Mais le poids de l'ignorance est aujourd'hui devenu tel que le dernier film de Quentin Tarantino s'est vu accueillir, à sa sortie, par les éloges unanimes de la presse.

Pourtant Django Unchained est bien un navet.

Comme tous les navets, ce film tente d'abrutir son public avec des images stupides, avec des effets de mise en scène stupides, avec des mots stupides, avec des idées stupides. Manifestement, c'est pari gagné, une fois de plus…

On pourrait tenter d'abriter le film derrière le paravent du "divertissement innocent", mais ce serait oublier un peu vite comment cette stupidité même est à l'origine des pires crimes dont l'humanité est capable.
Et justement l'argument du film, comme celui de tous les autres Tarantino, est de se coltiner ces question du bien et du mal, de la justice, de la violence et de sa légitimité.
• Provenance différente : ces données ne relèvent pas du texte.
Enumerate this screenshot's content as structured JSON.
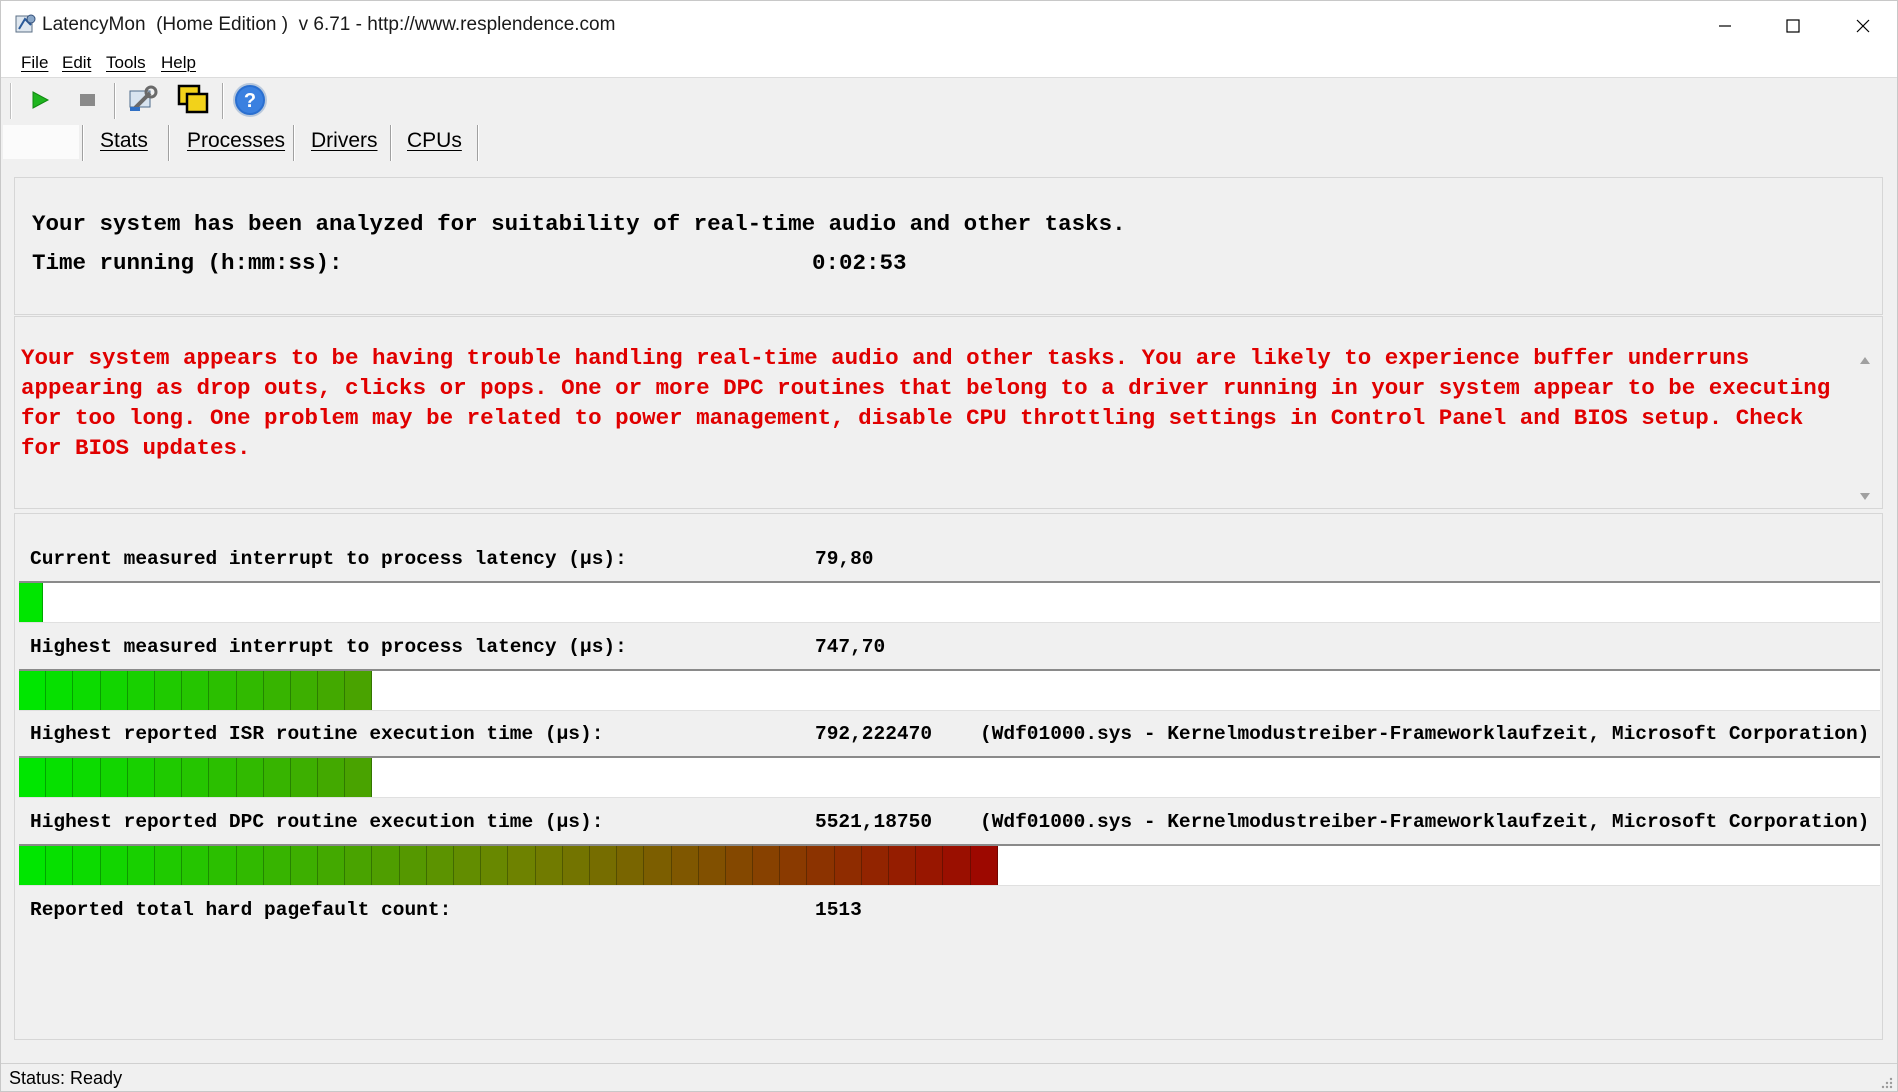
{
  "window": {
    "title": "LatencyMon  (Home Edition )  v 6.71 - http://www.resplendence.com"
  },
  "menu": {
    "file": "File",
    "edit": "Edit",
    "tools": "Tools",
    "help": "Help"
  },
  "toolbar": {
    "icons": [
      "play-icon",
      "stop-icon",
      "wrench-icon",
      "copy-windows-icon",
      "help-icon"
    ]
  },
  "tabs": {
    "stats": "Stats",
    "processes": "Processes",
    "drivers": "Drivers",
    "cpus": "CPUs"
  },
  "summary": {
    "analysis_text": "Your system has been analyzed for suitability of real-time audio and other tasks.",
    "time_label": "Time running (h:mm:ss):",
    "time_value": "0:02:53"
  },
  "warning": {
    "text": "Your system appears to be having trouble handling real-time audio and other tasks. You are likely to experience buffer underruns appearing as drop outs, clicks or pops. One or more DPC routines that belong to a driver running in your system appear to be executing for too long. One problem may be related to power management, disable CPU throttling settings in Control Panel and BIOS setup. Check for BIOS updates.",
    "color": "#e00000"
  },
  "metrics": {
    "current_latency": {
      "label": "Current measured interrupt to process latency (µs):",
      "value": "79,80",
      "bar_segments": 1
    },
    "highest_latency": {
      "label": "Highest measured interrupt to process latency (µs):",
      "value": "747,70",
      "bar_segments": 13
    },
    "isr_time": {
      "label": "Highest reported ISR routine execution time (µs):",
      "value": "792,222470",
      "source": "(Wdf01000.sys - Kernelmodustreiber-Frameworklaufzeit, Microsoft Corporation)",
      "bar_segments": 13
    },
    "dpc_time": {
      "label": "Highest reported DPC routine execution time (µs):",
      "value": "5521,18750",
      "source": "(Wdf01000.sys - Kernelmodustreiber-Frameworklaufzeit, Microsoft Corporation)",
      "bar_segments": 36
    },
    "pagefault": {
      "label": "Reported total hard pagefault count:",
      "value": "1513"
    }
  },
  "status": {
    "text": "Status: Ready"
  },
  "colors": {
    "bar_start": "#00e600",
    "bar_end": "#a00000"
  }
}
Sujets sérieux, traitement débile…

Tarantino, il faut bien le dire, ne fait pas preuve d'originalité dans cet opus. En réalité il s'agit d'un décalque parfait du reste de sa filmographie: Le récit d'une vengeance, celle de la victime innocente contre ses ignobles bourreaux… Qu'on soit nazi, gangster, esclavagiste peu importe, le schéma simpliste est bien toujours le même.
Quand il s'agissait d'assumer la facture, la narration et l'univers décalé d'une série Z, on pouvait peut-être encore en rire ( ce n'était pas mon cas ) et jubiler comme un ado crétin qui découvre les joies de l'onanisme mais lorsqu'on prétend revisiter des périodes connues et documentées de l'Histoire, on peut juger la démarche pour le moins scabreuse.
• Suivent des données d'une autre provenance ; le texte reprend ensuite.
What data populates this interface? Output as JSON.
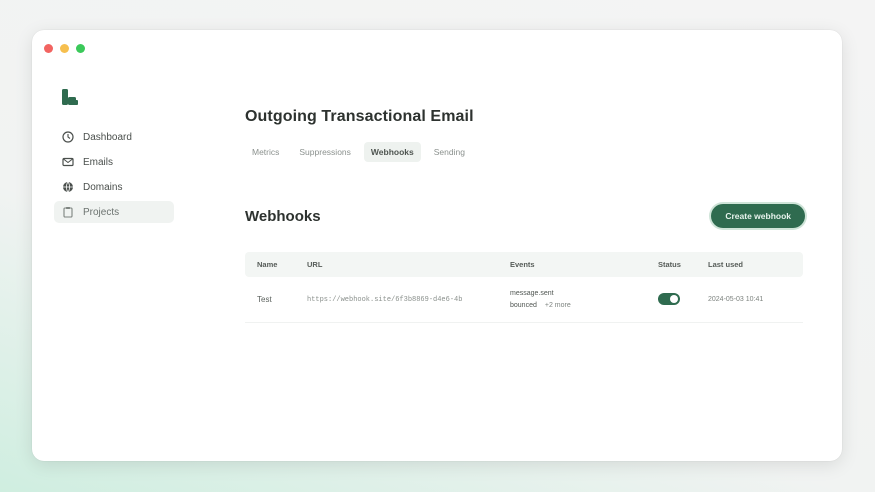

Car l'univers que décrit Django Unchained est un monde parfait: un monde manichéen, binaire, sans nuance, schématique, simpliste. Un monde de Oui-Oui pour ados perfusés aux films de bastons bruyants et criards.
Or il y a des simplifications qui ont le goût amer de la trahison… Les films de divertissement, aussi inoffensifs soient-ils en apparence, tiennent un discours sur le monde réel. Celui que nous sommes obligés de regagner lorsque les lumières se rallument et que nous quittons les confortables sièges de velours rouges.

C'est alors qu'on se prend en pleine figure le cynisme et la bêtise crasse de la mise en scène. Sous prétexte de clins d'oeils à la culture marginale des séries B ou Z, Tarantino continue de sa vautrer dans ce que le cinéma a fait de pire. Une caméra analphabète pour public arriéré et illettré où tout est souligné 2 fois en rouge fluo clignotant pour ceux qui voient pas bien. Où la coolitude branchouille le dispute à la complaisance la plus parfaite.
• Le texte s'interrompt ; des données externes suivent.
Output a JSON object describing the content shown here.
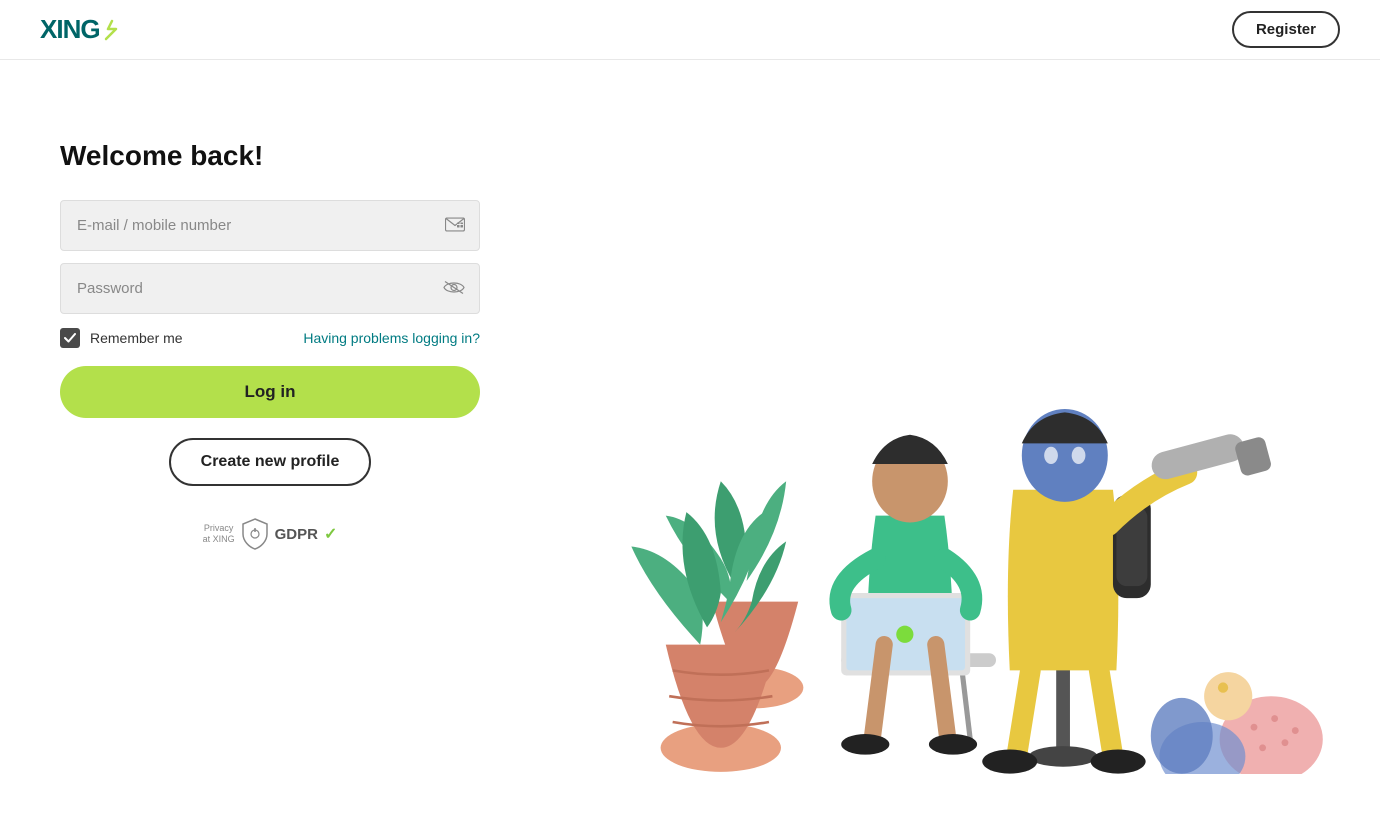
{
  "header": {
    "logo_text": "XING",
    "register_label": "Register"
  },
  "form": {
    "welcome_title": "Welcome back!",
    "email_placeholder": "E-mail / mobile number",
    "password_placeholder": "Password",
    "remember_label": "Remember me",
    "problems_label": "Having problems logging in?",
    "login_label": "Log in",
    "create_profile_label": "Create new profile"
  },
  "gdpr": {
    "privacy_line1": "Privacy",
    "privacy_line2": "at XING",
    "gdpr_label": "GDPR"
  },
  "icons": {
    "email_icon": "⊞",
    "password_icon": "👁",
    "checkmark": "✓"
  }
}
Mais ouvrez les yeux ! Tarantino nous fait endurer des séquences en champs / contre-champs plus bavardes que 3 longs métrages de Rohmer ( sauf que là c'est pour ne rien dire ) tout ça pour enfin arriver à… des scènes de fusillade interminables où l'ultra-violence totalement gratuite s'étale complaisamment à grands renforts d'hémoglobine. Ultra violence et cruauté indicible des méchants qui ne servira, comme dans tous ses autres films, qu'à justifier l'ultra violence exercée par le gentil à la fin.

Apologie jubilatoire de la loi du Talion ? Ou rêverie cauchemardesque de toute-puissance infantile ? Dans tous les cas, le film ne brille pas par la complexité de son point de vue sur les questions qu'il aborde.

Restent:
- Des acteurs grandiloquents ( Di Caprio ), charismatiques comme des pelures d'oignons ( Jamie qui déjà ? ), ou alors simplements gesticulants dans le vide ( pauvre pauvre talentueux Christoph Waltz échoué ici en vain )
- Une BO éclectique comme un juke-box épileptique (putain il pille même la BO des bons films pour ses bouses… maintenant si un gugusse tombe par hasard sur "Allonsanfan" il s'écriera: Ouawou la zik d'Inglorious Bastard !!? S'il venait à frotter ses yeux sur Under Fire, PAF, le vlà qui gueulera Wéééé C Jango ça hé !) C'est pas le tout d'avoir vu les bon films et d'en piquer des morceaux si c'est pour les noyer dans des flots de kitsch…
- Et des coups de zoom… ah y sont pas beaux mes coups de zoom ? Allez j'vous en met 3 kilos pour le prix de 2 ma brave dame !

Rien à sauver rien

De ce genre d'expérience, outre le profond ennui subi, on ne ressort certainement pas grandi, certainement pas plus éclairé sur le monde ou les hommes… Mais dans un navet il est vrai que l'insipide le dispute à la puanteur…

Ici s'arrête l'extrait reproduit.